平手氏は「この2年間にGoogleはGoogle Workspaceを社内で活用することで、対面でなくともコラボレーションを可能にし、ビジネスを前進させてきた。社内でのブレインストーミングや創造的な問題解決のために、さまざまなタイプのコラボレーションスペースを試行錯誤している」と振り返る。
働き方は新たな段階へ
グーグル・クラウド・ジャパン Google Workspace事業本部 セールススペシャリストの佐瀬郁恵氏は「昨今ではテレワークやリモートワークといった言葉や、働き方そのものが世の中に浸透している。新型コロナウイルスの感染拡大は多くの企業において働き方を見直す機会となり、自宅において従来通りの業務を継続できるような環境を目指し、制度やIT環境の整備が進められた」と説明する。
この段階では、主にパンデミックへの対応を目的として変化だったが、昨今では徐々に外出が可能な環境が戻りつつあり、企業ではハイブリッドワークやオフィス回帰の動きが出てきている。
しかしながら、パンデミック以前のようにすべての従業員が一律にオフィスに出社するという働き方ではなく、各従業員の業務内容や家庭の事情、働き方に対する考え方に応じて、“個別最適化された働き方”を提供する段階を迎えているという。
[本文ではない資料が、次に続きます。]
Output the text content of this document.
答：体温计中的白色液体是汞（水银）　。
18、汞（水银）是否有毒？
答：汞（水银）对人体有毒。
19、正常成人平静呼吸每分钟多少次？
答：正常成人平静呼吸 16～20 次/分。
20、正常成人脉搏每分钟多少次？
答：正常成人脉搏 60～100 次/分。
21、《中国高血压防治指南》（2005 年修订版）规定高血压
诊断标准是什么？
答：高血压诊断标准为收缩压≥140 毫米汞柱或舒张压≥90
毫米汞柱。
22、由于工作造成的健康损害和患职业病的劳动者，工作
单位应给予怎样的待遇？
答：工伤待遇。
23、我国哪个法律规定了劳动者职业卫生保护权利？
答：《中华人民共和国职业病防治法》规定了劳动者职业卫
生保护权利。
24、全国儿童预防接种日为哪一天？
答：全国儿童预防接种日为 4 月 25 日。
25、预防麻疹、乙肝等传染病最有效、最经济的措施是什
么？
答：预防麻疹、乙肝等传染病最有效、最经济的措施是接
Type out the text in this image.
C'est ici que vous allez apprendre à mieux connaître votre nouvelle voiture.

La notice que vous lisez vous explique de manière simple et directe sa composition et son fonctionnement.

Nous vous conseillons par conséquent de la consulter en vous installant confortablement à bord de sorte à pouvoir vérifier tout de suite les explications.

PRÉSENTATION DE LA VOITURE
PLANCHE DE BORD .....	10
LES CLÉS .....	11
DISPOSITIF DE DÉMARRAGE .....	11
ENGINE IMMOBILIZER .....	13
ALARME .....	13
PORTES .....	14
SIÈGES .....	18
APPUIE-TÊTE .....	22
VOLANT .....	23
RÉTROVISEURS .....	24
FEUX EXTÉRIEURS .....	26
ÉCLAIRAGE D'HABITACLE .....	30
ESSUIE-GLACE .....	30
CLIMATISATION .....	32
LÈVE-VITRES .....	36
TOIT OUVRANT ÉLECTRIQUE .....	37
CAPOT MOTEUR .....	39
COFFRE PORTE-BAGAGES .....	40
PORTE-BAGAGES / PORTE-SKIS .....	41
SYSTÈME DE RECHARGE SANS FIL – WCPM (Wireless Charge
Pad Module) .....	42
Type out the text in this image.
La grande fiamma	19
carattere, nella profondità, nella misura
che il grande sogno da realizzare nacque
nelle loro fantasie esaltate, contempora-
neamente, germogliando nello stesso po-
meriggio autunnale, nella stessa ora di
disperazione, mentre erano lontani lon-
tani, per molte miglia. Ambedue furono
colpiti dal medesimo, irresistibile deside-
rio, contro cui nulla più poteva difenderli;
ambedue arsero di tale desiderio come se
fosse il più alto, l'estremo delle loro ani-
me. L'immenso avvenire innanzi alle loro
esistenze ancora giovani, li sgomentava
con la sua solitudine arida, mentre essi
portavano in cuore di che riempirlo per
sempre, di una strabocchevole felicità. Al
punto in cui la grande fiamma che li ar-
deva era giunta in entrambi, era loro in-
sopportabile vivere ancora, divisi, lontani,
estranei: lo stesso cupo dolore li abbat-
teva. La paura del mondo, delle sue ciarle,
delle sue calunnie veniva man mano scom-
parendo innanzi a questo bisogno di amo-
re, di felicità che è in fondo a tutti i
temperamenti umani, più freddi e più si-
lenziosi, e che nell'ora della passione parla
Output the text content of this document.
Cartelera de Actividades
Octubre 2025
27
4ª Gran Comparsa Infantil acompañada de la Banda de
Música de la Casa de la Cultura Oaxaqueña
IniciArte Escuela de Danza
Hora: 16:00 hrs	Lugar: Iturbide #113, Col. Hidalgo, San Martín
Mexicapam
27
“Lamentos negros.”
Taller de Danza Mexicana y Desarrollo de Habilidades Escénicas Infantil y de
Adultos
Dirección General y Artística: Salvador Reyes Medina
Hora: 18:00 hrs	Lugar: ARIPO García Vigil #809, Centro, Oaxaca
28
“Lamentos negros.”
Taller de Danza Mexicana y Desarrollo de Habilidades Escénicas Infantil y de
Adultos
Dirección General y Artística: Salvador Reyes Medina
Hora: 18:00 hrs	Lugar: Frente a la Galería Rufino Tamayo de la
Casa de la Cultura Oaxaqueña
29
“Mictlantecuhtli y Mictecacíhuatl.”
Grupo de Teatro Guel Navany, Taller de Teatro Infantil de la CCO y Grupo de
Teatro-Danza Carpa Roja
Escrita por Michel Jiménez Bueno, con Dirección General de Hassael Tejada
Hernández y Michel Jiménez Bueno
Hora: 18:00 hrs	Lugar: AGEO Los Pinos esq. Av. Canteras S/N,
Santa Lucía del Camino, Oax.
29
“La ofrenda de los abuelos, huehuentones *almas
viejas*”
佐瀬氏は「そこで重要視されるのは企業として新しい価値を生み出し続けることや持続的な人材の確保など、経営課題に直結する働き方の見直しだ」と力を込める。
しかし、こうした働き方の変化の中で「エンゲージメントの喪失」「生産性の維持・向上」「新しい働き方と仕組みのギャップ」の3つの課題が浮き彫りになっている。こうした課題に対して、イノベーションを起こし続けることと、働き方の個別最適化を目指すことを両立するために、Googleでは週3日はオフィス、週2日は自宅で働きながらハイブリッドな働き方の最適解を模索している。
同氏は「Googleは創業以来、イノベーションを起こし続けることを非常に重要視してきたことに加え、困難な問題の解決や新しいものを作り上げる際には面と向かったコミュニケーションの感覚を持ちながら共同で進めていくことが必要だ。オンライン上でも、そのようなコラボレーションを促進する仕掛けを活用しつつ、オフィスへの出社を両立することで、効果を高めることに取り組んでいる。一方で、働き方を個別最適化することで、さまざまな事情を持つ世界中の社員が『働きたい』と思える企業であり続けることも目指している」と力を込める。
ハイブリッドワークを成功させる3つのポイント
Googleが提唱するハイブリッドな働き方を成功させるためには「公平性」「生産性」「ウェルビーイング」の3つがポイントになると、グーグル・クラウド・ジャパン カスタマーエンジニアの大隅典子氏は語る。
公平性では、働いている場所を問わずにチームの一員として参加できる環境を提供し、生産性については個人の時間を守りながらリアルタイムのコラボレーションを容易にする。そして、ウェルビーイングに関しては主快適なつながりやチームへの帰属意識などを通じて従業員の健康を担保するという。
その点、Google Workspaceでは、いつでも、どこからでもコラボレーションできる機能を1カ所にまとめており、ハイブリッドワークを成功させるさまざまな機能を提供している。
大隅氏は「Google Workspaceでは公平性を担保するため、柔軟なソリューションでどこからでも安全に作業が可能なほか、便利なツールで時間を最大限に活用することができる。さらには、ウェルビーイングを保証するためにシンプルかつ人間中心のアプローチで人と人とのつながりを維持している」と強調していた。